Paul knew what is essential for sinners to be saved. First, he explains that it requires divine sovereignty—he recognized that salvation is a divine work. In Romans 9:6, Paul indicates some believed that God’s plans had failed. But the Word of God has not failed in the unbelief of Israel, and here’s why: “For they are not all Israel who are descended from Israel” (Romans 9:6). God never intended to save all of Israel—He has always been selective. Paul explains that the blessing did not extend equally to all of Abraham’s offspring—that it came through Isaac, then Jacob. God never made a secret that this was part of His divine plan: “Jacob I loved, but Esau I hated” (Romans 9:13).
Paul anticipates the possible objection to God’s selectivity, and heads it off. “What shall we say then? There is no injustice with God, is there? May it never be!” (Romans 9:14). That final phrase, mē genoito, is the strongest negative in the Greek language. Paul is saying “No, never, not at all.” He goes on, “For He says to Moses, ‘I will have mercy on whom I have mercy, and I will have compassion on whom I have compassion.’ So then it does not depend on the man who wills or the man who runs, but on God who has mercy” (Romans 9:15–16). The Lord’s gracious choice of certain people unto eternal life is just that—His choice. It’s not based on human merit or exertion. To further illustrate God’s discriminatory practices, Paul looks all the way back to Pharaoh:
For the Scripture says to Pharaoh, “For this very purpose I raised you up, to demonstrate My power in you, and that My name might be proclaimed throughout the whole earth.” So then He has mercy on whom He desires, and He hardens whom He desires. (Romans 9:17–18)
Again, Paul knows our natural inclination is to object on the basis of so-called fairness. In verse 19 he raises the objection for us: “You will say to me then, ‘Why does He still find fault? For who resists His will?’” How can God find fault with us if He’s the one who makes the decision? How can He harden Pharaoh’s heart, then hold him responsible for the actions of a hard heart?
Paul answers those gripes by essentially telling us, in his own vernacular, to shut up:
On the contrary, who are you, O man, who answers back to God? The thing molded will not say to the molder, “Why did you make me like this,” will it? Or does not the potter have a right over the clay, to make from the same lump one vessel for honorable use and another for common use? What if God, although willing to demonstrate His wrath and to make His power known, endured with much patience vessels of wrath prepared for destruction? (Romans 9:20–22)
As the potter, God exercises ultimate and unquestioned authority over us, the clay.
Now, bear in mind also that God exercises His sovereignty without doing any violence to the will of the creature. Pharaoh was guilty because he himself was in willful rebellion against God. God did not overrule any desire or inclination of Pharaoh in order to harden the evil ruler’s heart. The hardening of Pharaoh’s heart was not done against Pharaoh’s own will.
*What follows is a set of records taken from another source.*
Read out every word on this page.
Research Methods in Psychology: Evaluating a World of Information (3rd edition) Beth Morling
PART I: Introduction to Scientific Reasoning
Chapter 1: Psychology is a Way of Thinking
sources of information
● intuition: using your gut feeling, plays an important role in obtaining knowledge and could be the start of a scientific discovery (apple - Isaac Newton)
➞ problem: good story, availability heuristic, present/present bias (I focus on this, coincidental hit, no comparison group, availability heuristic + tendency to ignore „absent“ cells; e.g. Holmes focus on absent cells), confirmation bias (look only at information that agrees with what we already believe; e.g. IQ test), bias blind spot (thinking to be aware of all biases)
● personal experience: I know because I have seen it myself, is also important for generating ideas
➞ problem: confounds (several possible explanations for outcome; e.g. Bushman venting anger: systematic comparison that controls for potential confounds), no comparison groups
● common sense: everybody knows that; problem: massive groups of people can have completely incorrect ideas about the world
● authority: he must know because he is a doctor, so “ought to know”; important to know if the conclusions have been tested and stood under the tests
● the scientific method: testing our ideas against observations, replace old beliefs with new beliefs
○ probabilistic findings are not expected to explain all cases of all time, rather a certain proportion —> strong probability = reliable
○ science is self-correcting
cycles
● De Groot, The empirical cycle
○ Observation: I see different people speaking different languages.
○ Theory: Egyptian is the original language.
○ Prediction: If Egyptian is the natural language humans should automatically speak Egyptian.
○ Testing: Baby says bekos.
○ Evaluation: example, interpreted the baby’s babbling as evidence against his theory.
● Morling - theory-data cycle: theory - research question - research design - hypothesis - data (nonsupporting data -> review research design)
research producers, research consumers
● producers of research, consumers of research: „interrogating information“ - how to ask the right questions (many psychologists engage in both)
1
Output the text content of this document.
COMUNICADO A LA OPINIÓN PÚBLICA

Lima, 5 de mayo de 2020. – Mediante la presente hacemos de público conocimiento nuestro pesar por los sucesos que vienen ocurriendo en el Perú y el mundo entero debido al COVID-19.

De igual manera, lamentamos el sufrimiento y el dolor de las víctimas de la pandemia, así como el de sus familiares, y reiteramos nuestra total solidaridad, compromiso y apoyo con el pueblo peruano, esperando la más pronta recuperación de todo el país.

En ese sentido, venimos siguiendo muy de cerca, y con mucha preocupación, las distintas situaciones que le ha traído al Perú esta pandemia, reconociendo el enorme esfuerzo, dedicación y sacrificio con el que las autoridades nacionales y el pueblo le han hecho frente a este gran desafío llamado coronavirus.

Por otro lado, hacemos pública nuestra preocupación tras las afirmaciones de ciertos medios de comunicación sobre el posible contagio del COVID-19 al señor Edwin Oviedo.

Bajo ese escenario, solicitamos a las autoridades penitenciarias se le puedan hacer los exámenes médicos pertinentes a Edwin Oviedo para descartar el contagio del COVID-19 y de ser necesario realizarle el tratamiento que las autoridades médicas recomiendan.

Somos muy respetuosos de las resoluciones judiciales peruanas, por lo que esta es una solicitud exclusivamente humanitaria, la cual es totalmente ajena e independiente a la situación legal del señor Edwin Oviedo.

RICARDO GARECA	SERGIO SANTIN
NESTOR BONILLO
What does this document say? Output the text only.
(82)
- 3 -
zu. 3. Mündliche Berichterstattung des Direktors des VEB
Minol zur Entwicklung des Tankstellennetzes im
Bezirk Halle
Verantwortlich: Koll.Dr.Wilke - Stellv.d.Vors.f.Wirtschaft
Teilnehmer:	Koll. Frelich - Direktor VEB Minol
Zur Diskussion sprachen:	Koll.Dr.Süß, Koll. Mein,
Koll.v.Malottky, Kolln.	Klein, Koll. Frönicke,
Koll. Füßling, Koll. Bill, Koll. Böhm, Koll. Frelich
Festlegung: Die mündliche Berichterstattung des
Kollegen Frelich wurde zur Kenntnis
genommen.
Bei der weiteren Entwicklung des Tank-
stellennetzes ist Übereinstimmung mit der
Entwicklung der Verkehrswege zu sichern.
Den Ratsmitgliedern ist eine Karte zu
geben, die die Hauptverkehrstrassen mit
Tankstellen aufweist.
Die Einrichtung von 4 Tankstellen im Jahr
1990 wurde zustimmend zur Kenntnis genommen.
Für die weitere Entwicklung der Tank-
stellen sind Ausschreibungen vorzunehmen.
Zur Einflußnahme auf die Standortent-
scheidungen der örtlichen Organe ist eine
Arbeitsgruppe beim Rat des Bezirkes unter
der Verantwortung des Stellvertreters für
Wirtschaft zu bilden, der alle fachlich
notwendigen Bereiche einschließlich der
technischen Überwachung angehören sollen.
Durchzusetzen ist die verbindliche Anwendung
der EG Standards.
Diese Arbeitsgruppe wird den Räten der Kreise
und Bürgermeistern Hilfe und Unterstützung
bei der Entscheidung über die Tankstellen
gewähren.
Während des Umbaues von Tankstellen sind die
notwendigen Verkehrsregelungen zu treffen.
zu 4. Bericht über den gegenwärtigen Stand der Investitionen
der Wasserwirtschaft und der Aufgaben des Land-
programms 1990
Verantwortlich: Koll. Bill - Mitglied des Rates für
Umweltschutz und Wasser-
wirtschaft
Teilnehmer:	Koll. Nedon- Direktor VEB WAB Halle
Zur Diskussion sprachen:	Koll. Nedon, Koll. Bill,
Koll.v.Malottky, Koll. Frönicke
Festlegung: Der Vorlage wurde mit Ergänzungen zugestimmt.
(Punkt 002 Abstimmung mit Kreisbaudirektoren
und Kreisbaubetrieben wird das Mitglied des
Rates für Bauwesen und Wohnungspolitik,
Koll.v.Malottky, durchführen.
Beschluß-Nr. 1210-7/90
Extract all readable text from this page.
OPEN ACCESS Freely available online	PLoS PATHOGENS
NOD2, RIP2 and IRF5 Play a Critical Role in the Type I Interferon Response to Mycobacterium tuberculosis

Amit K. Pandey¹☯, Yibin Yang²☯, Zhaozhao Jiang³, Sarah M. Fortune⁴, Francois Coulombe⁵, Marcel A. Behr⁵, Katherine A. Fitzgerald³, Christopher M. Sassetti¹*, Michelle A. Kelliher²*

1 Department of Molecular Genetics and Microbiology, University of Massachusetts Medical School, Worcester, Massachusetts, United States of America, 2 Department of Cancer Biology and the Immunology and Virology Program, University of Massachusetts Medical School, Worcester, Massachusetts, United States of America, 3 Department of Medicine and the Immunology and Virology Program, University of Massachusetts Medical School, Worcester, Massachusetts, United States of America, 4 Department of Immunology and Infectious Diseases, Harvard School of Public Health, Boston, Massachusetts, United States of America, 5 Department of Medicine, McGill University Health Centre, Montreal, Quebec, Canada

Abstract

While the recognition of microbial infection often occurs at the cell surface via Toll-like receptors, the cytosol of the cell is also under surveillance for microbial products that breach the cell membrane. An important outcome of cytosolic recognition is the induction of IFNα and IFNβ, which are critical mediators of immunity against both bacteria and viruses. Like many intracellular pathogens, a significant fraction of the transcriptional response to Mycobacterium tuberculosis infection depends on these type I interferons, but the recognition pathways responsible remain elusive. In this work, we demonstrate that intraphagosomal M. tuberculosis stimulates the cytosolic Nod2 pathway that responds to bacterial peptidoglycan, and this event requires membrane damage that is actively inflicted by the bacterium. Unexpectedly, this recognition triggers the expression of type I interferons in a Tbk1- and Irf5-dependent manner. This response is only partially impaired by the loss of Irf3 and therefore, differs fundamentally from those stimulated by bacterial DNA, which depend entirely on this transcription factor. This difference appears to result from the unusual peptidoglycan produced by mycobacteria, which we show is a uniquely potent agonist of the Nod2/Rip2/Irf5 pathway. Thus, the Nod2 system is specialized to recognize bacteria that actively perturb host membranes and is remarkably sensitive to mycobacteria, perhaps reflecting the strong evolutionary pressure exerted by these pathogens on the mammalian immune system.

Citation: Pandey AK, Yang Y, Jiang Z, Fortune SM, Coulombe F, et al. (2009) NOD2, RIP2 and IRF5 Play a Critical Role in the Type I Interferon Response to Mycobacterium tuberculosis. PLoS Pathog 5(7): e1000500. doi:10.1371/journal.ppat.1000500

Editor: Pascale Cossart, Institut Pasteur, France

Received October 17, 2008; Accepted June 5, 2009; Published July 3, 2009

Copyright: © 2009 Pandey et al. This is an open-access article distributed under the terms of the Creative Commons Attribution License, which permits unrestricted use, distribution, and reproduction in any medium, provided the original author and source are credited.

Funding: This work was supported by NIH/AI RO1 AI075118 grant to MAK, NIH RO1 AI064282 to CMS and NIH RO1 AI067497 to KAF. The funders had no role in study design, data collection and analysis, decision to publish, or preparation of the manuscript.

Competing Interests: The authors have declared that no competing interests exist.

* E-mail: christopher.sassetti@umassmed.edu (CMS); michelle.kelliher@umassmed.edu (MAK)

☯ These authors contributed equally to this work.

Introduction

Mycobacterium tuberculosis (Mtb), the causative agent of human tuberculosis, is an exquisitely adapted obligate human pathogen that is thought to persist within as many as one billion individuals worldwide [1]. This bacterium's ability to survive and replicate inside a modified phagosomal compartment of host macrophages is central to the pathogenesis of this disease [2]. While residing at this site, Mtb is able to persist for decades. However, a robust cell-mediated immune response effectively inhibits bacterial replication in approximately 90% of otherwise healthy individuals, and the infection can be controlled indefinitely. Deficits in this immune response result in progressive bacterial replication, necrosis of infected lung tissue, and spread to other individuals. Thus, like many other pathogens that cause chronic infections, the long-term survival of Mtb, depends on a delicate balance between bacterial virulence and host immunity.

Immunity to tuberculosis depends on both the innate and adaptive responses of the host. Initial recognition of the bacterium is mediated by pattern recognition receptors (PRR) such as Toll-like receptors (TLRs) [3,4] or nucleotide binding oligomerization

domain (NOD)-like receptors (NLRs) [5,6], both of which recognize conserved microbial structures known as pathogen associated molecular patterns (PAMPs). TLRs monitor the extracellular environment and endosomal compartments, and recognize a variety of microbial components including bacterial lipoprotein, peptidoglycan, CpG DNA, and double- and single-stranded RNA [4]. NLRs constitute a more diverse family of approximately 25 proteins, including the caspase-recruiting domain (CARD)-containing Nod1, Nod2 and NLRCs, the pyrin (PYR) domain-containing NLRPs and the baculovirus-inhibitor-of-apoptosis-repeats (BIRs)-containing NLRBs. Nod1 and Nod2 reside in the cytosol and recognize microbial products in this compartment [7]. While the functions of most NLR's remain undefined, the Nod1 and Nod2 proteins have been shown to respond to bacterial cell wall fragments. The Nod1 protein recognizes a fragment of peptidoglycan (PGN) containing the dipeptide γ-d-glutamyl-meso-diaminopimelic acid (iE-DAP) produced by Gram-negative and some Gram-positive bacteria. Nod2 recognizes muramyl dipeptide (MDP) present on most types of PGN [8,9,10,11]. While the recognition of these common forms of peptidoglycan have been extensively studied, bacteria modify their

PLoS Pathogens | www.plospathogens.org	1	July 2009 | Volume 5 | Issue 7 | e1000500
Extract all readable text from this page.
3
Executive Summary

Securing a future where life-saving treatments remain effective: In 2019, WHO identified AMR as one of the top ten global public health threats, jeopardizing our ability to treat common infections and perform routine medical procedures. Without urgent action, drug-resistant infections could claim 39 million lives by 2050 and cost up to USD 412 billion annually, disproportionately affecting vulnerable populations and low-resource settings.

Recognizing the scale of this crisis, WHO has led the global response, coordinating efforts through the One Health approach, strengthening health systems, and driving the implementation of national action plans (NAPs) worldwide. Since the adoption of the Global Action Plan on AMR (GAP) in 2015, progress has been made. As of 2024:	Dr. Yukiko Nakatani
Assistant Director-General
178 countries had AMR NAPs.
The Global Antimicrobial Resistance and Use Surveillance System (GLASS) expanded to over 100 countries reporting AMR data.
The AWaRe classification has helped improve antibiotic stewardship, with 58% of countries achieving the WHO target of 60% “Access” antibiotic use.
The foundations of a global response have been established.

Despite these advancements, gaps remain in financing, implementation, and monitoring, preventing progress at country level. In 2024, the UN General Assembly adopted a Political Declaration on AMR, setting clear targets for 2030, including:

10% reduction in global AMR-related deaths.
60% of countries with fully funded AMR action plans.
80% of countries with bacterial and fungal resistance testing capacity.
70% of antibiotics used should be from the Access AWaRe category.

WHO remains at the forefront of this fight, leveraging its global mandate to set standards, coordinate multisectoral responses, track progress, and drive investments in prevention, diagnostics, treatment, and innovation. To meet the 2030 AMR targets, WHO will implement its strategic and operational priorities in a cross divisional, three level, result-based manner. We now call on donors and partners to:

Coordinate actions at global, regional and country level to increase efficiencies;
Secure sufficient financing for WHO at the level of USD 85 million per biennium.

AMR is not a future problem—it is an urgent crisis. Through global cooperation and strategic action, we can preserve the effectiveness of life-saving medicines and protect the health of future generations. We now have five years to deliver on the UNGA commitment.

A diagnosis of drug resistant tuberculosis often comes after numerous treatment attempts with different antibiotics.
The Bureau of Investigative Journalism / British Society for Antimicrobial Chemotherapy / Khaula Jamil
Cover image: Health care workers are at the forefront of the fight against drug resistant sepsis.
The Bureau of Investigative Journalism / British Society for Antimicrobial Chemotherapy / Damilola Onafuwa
Still, this passage in Romans 9 is perhaps the strongest statement of divine sovereignty in the New Testament. We must understand that God has the right to put His wrath and His justice on display for His glory just as much as He has the right to put His mercy and His grace on display. Obviously, we prefer the glory He receives from His grace, but He gets just as much glory from His wrath. It is simply not up to us to determine how God displays His glory. Paul understands that salvation is a sovereign work and that God is not unjust, and nothing here contradicts the truth of Psalm 119:142, which says, “Your righteousness is an everlasting righteousness.” God will do what God will do, and it will always be righteous and just.